Bir gün çocuğun işi pazar meydanına düşmüştü -sadece birkaç demet maydonoz ve iki kilo domates için on dört saat yol katetmişti-. Pazar meydanına geldiğinde atını bir çite bağladı ve ihtiyacı olan sebzeleri aramaya koyuldu o sırada herkesin öbek öbek bir noktaya doğru gittiği gözüne çarptı. Fazla umursamamaya çalıştı. Sonuçta bu civarlara sürekli kahraman komutanlar uğrar ve halka sohbet ederdi. İhtiyacı olan sebzeleri kısa bir arayıştan sonra buldu ve 3 gümüş külçe karşılığında aldı. Tam atına doğru gidecekti ki kitap almayı unuttuğu aklına geldi. Her Pazar yerine gelince kitap almak artık onun için bir rutin olmuştu.
Kitaplara göz atarken satılan kitapların yarısının Kristof Kolomb adlı adam hakkında olduğunu farketti. İçini tanımlanamaz bir heyecan doldurmuştu. Bu yüzden her gelişinde iki kitap almasına rağmen bu sefer beş tane almaya karar verdi. Kitapların ödemesini yaparken bir yabancı yaklaştı yanına. ‘’Bu adam gittiğim heryerde. Artık nereye gitsem adamın yüzünü görüyorum.’’ dedi yabancı.
Kafasını adama doğru çevirdi çocuk. İyi bir iş adamına benziyordu. İpekten pantolon ve gömlek ile deriden bir ceketi ve ayakkabıları vardı. Ancak şapkasından yüzünü göremiyordu. Belki de tüccardı.
‘’Katılıyorum, ancak insanlık için çok önemli şeyler yapmış bu adam. En azından köylülerden öyle duydum.’’ dedi küçük çocuk. Adam hafifçe güldü. ‘’Öyle miymiş ?’’ Gülerken şapkasını düzeltti. Artık yüzünü görebiliyordu. Ama bir dakika, adamın yüzü burdaki kitaplarda olan adamın yüzüyle aynıydı. Çocuğun içini bir heyecan doldurdu. ‘’Sen Kristof Kolomb musun yoksa ?’’ Adam hafifçe gülümsedi, arkasını döndü ve hiçbir şey demeden uzaklaştı. Çocuk da arkasından gitmeyi denedi ama adam kalabalıkta kaybolmuştu.
Şu anda çok garip hissediyordu. Tanışmak için can attığı adamla tanışmasına sevinmeli miydi yoksa daha fazla konuşup sorular soramadığı için üzülmeli miydi bilmiyordu. Ama bir gerçek vardı ki Kristof Kolom bile tanışmayı başarmıştı.

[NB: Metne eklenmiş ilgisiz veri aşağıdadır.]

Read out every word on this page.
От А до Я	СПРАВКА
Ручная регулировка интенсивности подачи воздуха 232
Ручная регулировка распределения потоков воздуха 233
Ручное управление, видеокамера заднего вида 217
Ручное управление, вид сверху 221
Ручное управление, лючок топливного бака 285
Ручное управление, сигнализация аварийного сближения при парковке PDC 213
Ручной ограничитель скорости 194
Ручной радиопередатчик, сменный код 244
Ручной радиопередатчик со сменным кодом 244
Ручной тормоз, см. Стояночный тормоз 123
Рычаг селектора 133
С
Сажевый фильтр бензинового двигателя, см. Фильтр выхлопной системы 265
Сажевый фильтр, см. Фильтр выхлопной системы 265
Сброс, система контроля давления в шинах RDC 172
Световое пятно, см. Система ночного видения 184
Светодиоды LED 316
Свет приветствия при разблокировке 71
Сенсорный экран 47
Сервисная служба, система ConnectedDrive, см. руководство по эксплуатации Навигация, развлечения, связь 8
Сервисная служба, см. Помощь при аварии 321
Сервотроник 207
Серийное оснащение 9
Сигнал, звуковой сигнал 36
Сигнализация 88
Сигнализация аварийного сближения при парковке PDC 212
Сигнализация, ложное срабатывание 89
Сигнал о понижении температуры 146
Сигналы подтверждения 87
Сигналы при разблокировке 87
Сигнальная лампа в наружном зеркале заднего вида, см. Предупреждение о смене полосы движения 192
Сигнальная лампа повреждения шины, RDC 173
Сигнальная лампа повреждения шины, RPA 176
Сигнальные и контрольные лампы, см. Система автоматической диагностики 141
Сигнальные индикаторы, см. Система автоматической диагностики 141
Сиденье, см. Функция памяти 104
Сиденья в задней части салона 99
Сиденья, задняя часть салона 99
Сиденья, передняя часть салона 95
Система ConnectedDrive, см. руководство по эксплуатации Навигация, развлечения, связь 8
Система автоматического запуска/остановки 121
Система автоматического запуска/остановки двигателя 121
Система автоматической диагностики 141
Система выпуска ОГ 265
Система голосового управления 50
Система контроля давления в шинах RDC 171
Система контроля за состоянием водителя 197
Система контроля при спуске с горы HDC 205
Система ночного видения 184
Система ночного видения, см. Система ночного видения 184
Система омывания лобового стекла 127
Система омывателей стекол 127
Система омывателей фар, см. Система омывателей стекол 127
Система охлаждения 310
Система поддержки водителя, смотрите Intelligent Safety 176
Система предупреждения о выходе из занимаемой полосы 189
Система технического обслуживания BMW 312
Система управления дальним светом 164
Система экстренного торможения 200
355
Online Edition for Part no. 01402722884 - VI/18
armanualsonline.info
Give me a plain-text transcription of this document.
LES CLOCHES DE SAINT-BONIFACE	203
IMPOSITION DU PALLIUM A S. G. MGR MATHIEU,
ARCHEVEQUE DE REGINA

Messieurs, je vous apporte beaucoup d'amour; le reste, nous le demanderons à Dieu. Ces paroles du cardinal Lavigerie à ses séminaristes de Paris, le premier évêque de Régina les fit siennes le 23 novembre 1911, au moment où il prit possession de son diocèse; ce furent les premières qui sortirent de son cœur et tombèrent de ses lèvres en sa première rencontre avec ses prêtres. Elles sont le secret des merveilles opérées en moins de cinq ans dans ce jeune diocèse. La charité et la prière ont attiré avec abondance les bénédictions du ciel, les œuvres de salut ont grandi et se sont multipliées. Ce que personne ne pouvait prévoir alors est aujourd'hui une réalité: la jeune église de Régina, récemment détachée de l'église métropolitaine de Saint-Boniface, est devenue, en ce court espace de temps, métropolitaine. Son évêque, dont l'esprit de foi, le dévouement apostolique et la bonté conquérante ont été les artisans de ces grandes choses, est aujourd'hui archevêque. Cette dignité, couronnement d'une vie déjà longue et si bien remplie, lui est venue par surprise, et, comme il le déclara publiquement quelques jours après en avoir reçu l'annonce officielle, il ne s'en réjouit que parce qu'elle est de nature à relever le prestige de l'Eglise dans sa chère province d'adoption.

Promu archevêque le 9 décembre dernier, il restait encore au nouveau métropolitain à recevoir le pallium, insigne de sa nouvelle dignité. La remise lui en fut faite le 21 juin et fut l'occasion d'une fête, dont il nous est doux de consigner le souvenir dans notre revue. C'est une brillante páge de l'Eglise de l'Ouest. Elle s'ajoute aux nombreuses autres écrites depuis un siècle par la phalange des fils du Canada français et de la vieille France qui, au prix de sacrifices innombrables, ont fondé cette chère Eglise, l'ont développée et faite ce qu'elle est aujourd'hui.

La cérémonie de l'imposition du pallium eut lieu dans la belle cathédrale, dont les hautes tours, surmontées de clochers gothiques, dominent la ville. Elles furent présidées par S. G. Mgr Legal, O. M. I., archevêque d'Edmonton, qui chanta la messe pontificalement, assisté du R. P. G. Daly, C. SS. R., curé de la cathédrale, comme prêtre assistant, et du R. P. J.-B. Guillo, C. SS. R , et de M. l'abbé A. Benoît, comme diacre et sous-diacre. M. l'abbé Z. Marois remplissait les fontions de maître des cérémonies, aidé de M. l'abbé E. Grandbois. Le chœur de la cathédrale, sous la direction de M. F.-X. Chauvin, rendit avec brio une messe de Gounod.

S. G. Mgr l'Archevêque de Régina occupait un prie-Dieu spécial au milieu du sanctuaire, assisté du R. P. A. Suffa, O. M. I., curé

Atına bağladığı yere doğru yol aldı. Atına atladı ve evin yolunu tuttu. Yol boyu birşey düşünmedi. Sadece o, atı, taşıdığı eşyalar ve sessizlik vardı.
On dört saatlik yolun ardından eve ulaştı. Annesi evde yoktu. Yatağına geçip aldığı kitapları okumaya başladı. Beş kitabı da bitirmesi fazla uzun sürmedi. Bitirdiğinde artık o da Kolomb gibi uzak diyarlara açılmak, yeni yerler keşfetmek istiyordu.